Two people have been charged with carrying out female genital mutilation (FGM) on a three-year-old girl.
The suspects, a 42-year-old man and 36-year-old woman who cannot be named for legal reasons, appeared at Thames Magistrates’ Court on Friday.
They are each accused of FGM and failing to protect a girl from risk of genital mutilation on 28 August last year.
The woman, a Ugandan national who lives in East London, is further accused of possessing an extreme pornographic image showing a person having sex with dogs, and of publishing videos of human sexual activity with a dog and a snake.
The man, from Ghana, faces a charge of possessing an extreme pornographic image showing a person having sex with a horse and a snake, and of publishing videos of sexual activity with dogs.
He is also accused of possessing indecent videos of a child, while the woman is accused of distributing an indecent video of children.
The pair were remanded in custody and are next due to appear at the Old Bailey on 31 August.

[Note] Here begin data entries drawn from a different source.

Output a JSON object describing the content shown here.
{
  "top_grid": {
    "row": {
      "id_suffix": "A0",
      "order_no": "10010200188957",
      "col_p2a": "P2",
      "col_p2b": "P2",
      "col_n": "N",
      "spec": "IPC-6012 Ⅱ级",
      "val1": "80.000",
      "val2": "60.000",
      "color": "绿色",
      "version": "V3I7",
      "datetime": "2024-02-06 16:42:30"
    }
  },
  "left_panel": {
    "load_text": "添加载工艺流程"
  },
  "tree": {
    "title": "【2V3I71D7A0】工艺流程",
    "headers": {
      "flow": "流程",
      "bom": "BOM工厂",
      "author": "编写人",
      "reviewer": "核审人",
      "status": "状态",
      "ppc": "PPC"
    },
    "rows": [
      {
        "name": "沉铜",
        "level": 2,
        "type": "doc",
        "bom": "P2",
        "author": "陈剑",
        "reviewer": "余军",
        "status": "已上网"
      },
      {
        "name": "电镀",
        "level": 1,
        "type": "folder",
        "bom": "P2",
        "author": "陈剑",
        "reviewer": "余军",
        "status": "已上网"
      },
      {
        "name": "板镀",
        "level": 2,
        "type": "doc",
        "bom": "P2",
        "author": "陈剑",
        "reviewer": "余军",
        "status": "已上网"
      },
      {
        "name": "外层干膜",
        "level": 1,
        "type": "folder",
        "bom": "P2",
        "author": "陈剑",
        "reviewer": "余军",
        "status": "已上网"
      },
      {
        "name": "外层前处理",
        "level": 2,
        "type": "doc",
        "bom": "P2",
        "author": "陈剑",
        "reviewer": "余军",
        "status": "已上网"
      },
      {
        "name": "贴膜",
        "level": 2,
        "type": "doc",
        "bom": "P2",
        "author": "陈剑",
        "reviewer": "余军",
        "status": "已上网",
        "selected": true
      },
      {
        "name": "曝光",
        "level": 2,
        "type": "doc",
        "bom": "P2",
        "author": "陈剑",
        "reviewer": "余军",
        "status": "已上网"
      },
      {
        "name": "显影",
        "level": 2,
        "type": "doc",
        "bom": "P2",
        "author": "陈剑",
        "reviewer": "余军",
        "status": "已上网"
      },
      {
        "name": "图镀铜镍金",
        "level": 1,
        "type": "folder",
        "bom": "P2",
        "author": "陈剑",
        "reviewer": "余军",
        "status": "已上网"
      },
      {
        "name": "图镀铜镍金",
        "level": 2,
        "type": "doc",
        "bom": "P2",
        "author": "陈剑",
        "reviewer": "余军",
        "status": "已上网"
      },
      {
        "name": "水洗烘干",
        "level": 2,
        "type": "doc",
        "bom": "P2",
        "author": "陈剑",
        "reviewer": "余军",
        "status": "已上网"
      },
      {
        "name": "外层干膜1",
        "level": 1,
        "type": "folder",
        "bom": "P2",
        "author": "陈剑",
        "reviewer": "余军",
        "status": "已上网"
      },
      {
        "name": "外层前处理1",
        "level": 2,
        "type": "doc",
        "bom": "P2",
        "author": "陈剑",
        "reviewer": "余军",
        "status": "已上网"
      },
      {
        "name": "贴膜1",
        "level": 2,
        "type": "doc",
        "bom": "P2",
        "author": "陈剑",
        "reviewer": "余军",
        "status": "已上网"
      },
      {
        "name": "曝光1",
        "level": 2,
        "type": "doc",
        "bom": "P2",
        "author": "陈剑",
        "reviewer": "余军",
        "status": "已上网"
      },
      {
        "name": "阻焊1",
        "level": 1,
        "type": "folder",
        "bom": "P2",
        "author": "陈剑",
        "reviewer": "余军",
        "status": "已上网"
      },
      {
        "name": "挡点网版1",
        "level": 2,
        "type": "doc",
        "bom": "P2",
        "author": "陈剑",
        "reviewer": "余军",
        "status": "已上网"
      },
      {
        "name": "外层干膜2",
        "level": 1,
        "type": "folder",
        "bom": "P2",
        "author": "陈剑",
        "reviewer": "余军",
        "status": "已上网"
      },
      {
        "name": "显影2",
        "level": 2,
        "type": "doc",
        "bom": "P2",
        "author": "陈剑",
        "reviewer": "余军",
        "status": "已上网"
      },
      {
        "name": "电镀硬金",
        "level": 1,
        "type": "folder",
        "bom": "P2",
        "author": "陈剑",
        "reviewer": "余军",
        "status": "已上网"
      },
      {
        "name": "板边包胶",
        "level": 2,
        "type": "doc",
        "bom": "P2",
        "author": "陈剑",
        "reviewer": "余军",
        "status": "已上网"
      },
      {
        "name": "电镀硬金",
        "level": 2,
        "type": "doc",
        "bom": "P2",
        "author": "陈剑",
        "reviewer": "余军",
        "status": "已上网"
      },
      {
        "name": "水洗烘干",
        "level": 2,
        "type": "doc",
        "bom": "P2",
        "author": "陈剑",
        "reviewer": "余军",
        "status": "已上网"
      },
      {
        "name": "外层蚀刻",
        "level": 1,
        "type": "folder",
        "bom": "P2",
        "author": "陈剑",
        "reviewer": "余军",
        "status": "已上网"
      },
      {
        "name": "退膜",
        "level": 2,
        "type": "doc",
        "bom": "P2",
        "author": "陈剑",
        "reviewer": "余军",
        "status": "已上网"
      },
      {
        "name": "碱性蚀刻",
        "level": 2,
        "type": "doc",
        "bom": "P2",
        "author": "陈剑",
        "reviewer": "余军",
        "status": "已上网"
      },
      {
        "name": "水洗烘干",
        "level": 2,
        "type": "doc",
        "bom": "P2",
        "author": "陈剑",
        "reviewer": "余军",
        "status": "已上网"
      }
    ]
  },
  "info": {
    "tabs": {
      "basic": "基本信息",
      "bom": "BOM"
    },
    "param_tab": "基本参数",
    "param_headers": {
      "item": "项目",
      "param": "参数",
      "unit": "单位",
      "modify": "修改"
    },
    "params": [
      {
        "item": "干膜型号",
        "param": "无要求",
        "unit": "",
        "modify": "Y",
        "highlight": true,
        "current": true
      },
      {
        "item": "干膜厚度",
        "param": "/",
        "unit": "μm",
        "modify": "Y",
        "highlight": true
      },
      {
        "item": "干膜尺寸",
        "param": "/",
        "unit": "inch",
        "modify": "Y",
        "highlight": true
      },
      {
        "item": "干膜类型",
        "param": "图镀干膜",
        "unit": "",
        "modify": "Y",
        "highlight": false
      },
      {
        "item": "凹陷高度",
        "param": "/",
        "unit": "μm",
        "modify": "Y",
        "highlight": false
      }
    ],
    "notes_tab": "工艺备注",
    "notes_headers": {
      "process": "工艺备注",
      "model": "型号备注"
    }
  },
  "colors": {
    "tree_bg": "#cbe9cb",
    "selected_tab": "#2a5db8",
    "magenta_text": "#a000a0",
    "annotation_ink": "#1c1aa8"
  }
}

It is the third attempted FGM prosecution in Britain, and two previous cases have ended with the suspects being acquitted.
In March, a solicitor was cleared of arranging FGM for his daughter when she was nine years old at their London home.
The 50-year-old man, originally from West Africa, was also acquitted of five other charges at the Old Bailey, including child cruelty and wounding with intent.
At least 16,265 women and girls living in the UK have told doctors they have FGM but officials believe the figure is the tip of the iceberg as the practice remaining widely unreported.
NHS figures show that almost 4,500 women and girls came forward for the first time in the year to March, although the procedure may have been carried out years before and most cases happen abroad.
According to the World Health Organisation, the percentage of women who have undergone the procedure in some countries is as high as 96 per cent, with the highest rates including Somalia, Guinea, Egypt and Sudan.
FGM, which refers to any procedure that intentionally alters female genital organs for non-medical reasons, has been illegal in the UK since 1985 but the law was strengthened in 2003 to prevent girls travelling to undergo FGM abroad.
School holidays are a crucial time to intercept potential offenders, sparking the start of Operation Limelight in 2014 to question families flying into and out of Britain.